The effectiveness of the interventions will be determined by comparison of groups at midline and endline surveys. The main outcome at the cluster-level is functionality of the water-schemes and the main outcome at the individual level is the collection of arsenic-safe drinking water. Secondary outcomse are, psychological ownersip and self-reported habit strength to collect arsenic-safe water.

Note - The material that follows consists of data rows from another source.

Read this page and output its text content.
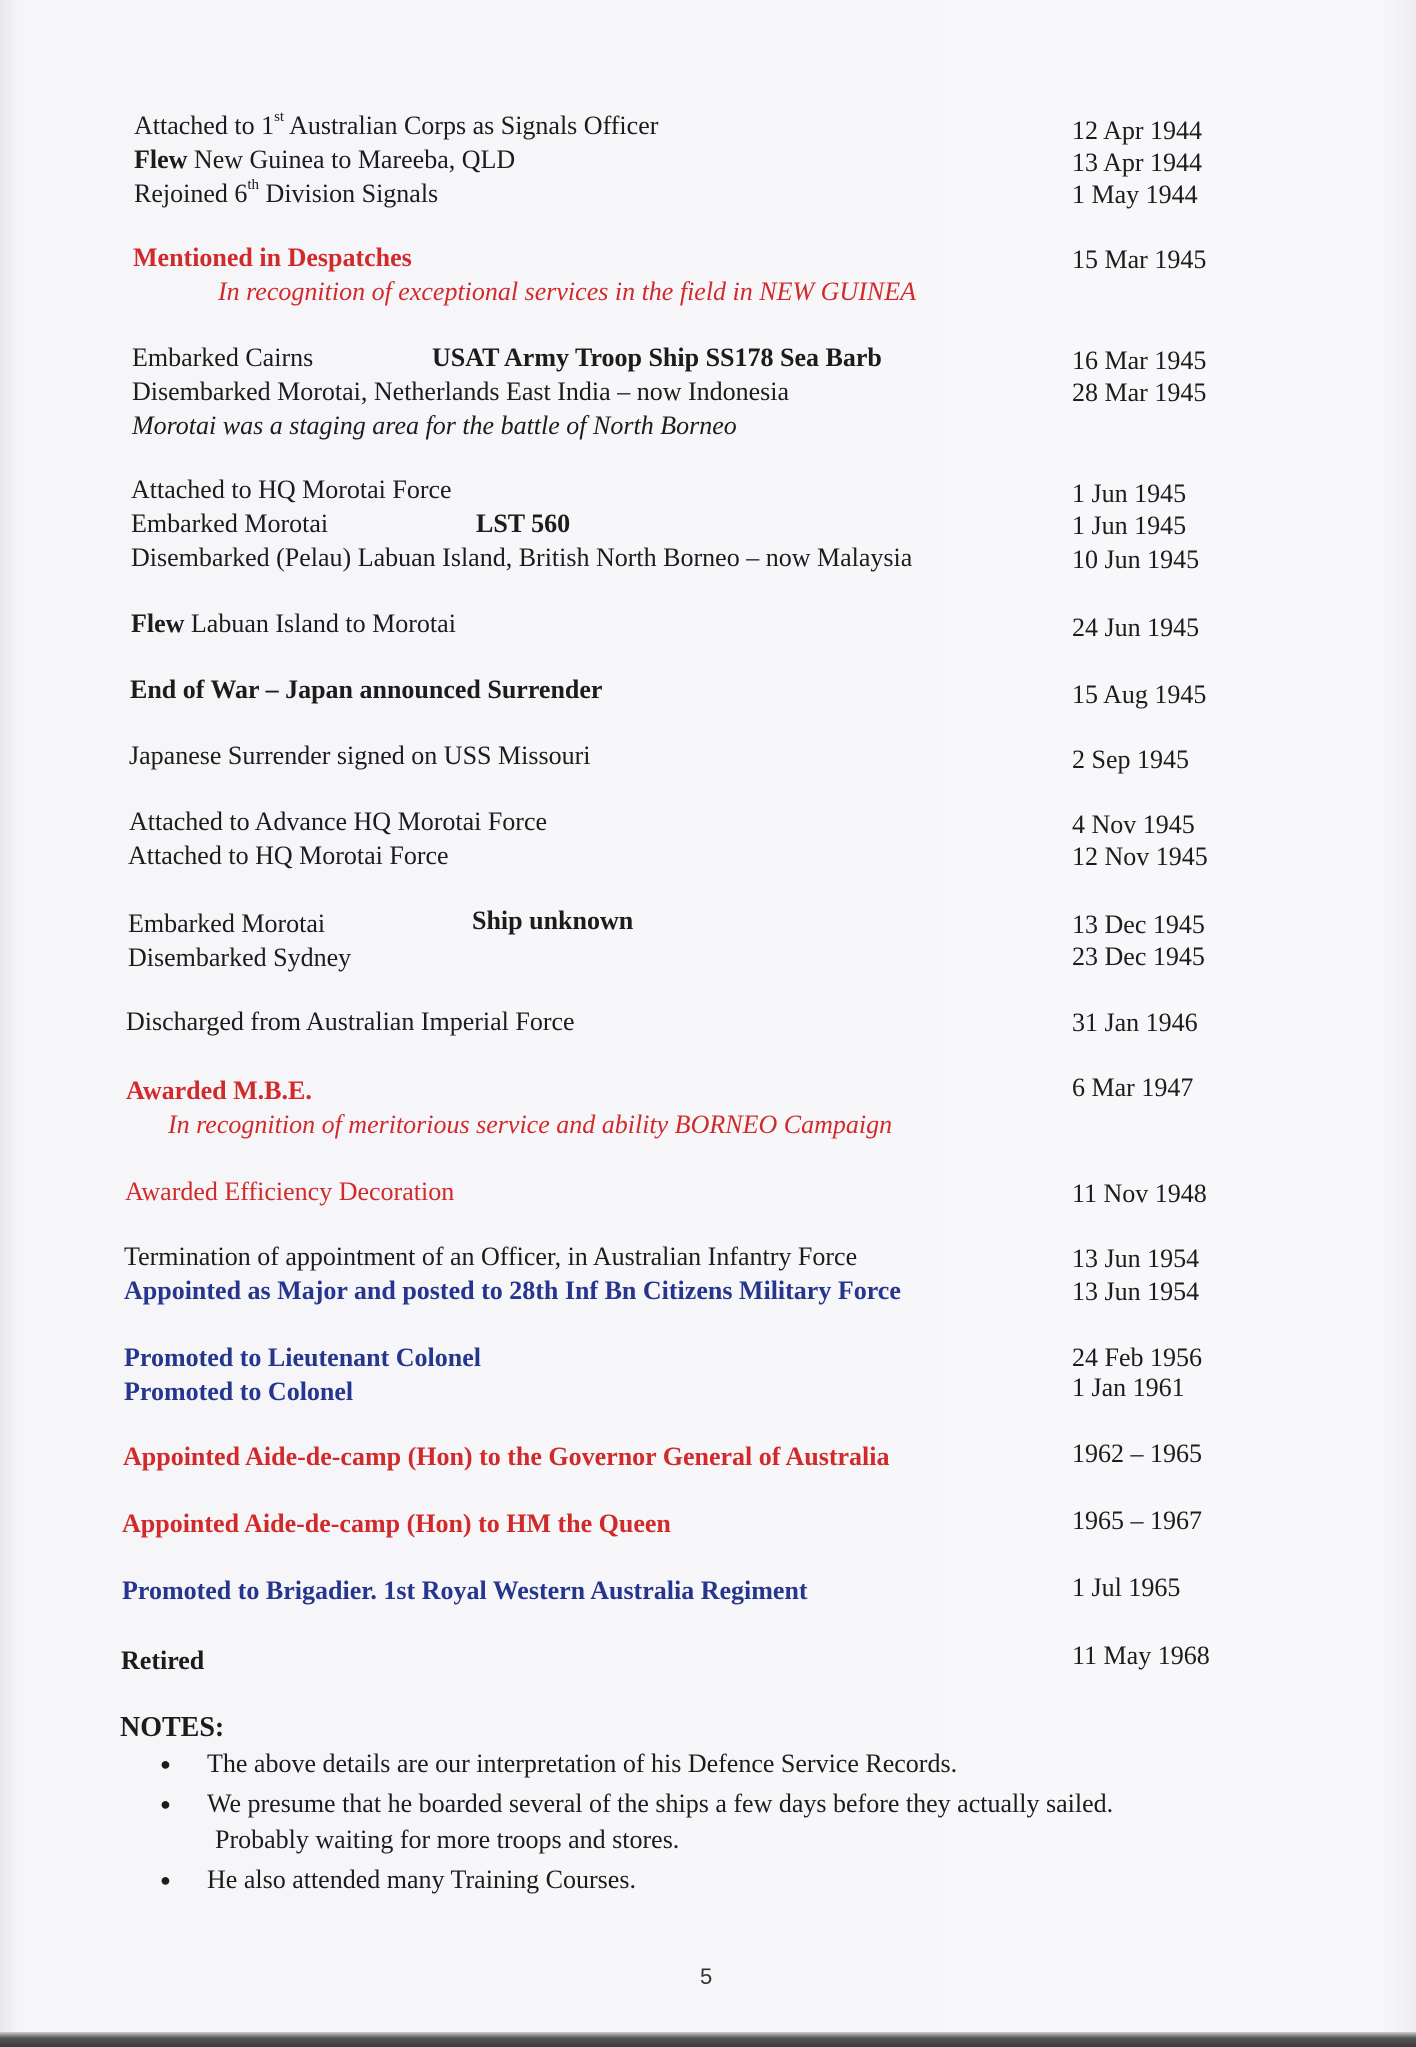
Attached to 1st Australian Corps as Signals Officer	12 Apr 1944
Flew New Guinea to Mareeba, QLD	13 Apr 1944
Rejoined 6th Division Signals	1 May 1944
Mentioned in Despatches	15 Mar 1945
In recognition of exceptional services in the field in NEW GUINEA
Embarked Cairns	USAT Army Troop Ship SS178 Sea Barb	16 Mar 1945
Disembarked Morotai, Netherlands East India – now Indonesia	28 Mar 1945
Morotai was a staging area for the battle of North Borneo
Attached to HQ Morotai Force	1 Jun 1945
Embarked Morotai	LST 560	1 Jun 1945
Disembarked (Pelau) Labuan Island, British North Borneo – now Malaysia	10 Jun 1945
Flew Labuan Island to Morotai	24 Jun 1945
End of War – Japan announced Surrender	15 Aug 1945
Japanese Surrender signed on USS Missouri	2 Sep 1945
Attached to Advance HQ Morotai Force	4 Nov 1945
Attached to HQ Morotai Force	12 Nov 1945
Embarked Morotai	Ship unknown	13 Dec 1945
Disembarked Sydney	23 Dec 1945
Discharged from Australian Imperial Force	31 Jan 1946
Awarded M.B.E.	6 Mar 1947
In recognition of meritorious service and ability BORNEO Campaign
Awarded Efficiency Decoration	11 Nov 1948
Termination of appointment of an Officer, in Australian Infantry Force	13 Jun 1954
Appointed as Major and posted to 28th Inf Bn Citizens Military Force	13 Jun 1954
Promoted to Lieutenant Colonel	24 Feb 1956
Promoted to Colonel	1 Jan 1961
Appointed Aide-de-camp (Hon) to the Governor General of Australia	1962 – 1965
Appointed Aide-de-camp (Hon) to HM the Queen	1965 – 1967
Promoted to Brigadier. 1st Royal Western Australia Regiment	1 Jul 1965
Retired	11 May 1968
NOTES:
● The above details are our interpretation of his Defence Service Records.
● We presume that he boarded several of the ships a few days before they actually sailed.
Probably waiting for more troops and stores.
● He also attended many Training Courses.
5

Furthermore, we will assess context variables and the psychosocial mechanisms of the intervention using questionnaires.

Current status of PACT

In a participatory and iterative process, we developed community-based interventions and performed household interventions, how psychological ownership and habitual water collection can be fostered best in the local context. To date, 3148 water samples were analyzed and 2265 interviews were conducted. The results are continuosly disseminated at international conferences, and lectures or workshops in India. The most important finding so far is:

Psychological ownership is understood in the local context of rural Bihar and safe water supply infrastructure. Psychological ownership can therefore be measured and is associated with certain routes (antecedents) and certain consequences:

UNC Poster: “It’s mine, so I am using it!” Psychological Ownership, RANAS-Factors and BehaviourChange Interventions

EHPS Poster: "It’s mine, so I am taking care of it!" Psychological ownership for sustainable health-related infrastructure

Sandec News article

OSF preregistration

Currently, we are implementing the interventions in the 64 habitations. Since Sars-Covid-19 outbreak started, we integrated a preventive low-level intervention also on this specific disease. After completing the interventions in November 2020, we will conduct a midline survey to assess the effects of the interventions. Before monsoon 2021, we will conduct an endline survey to assess long-term effects of the interventions.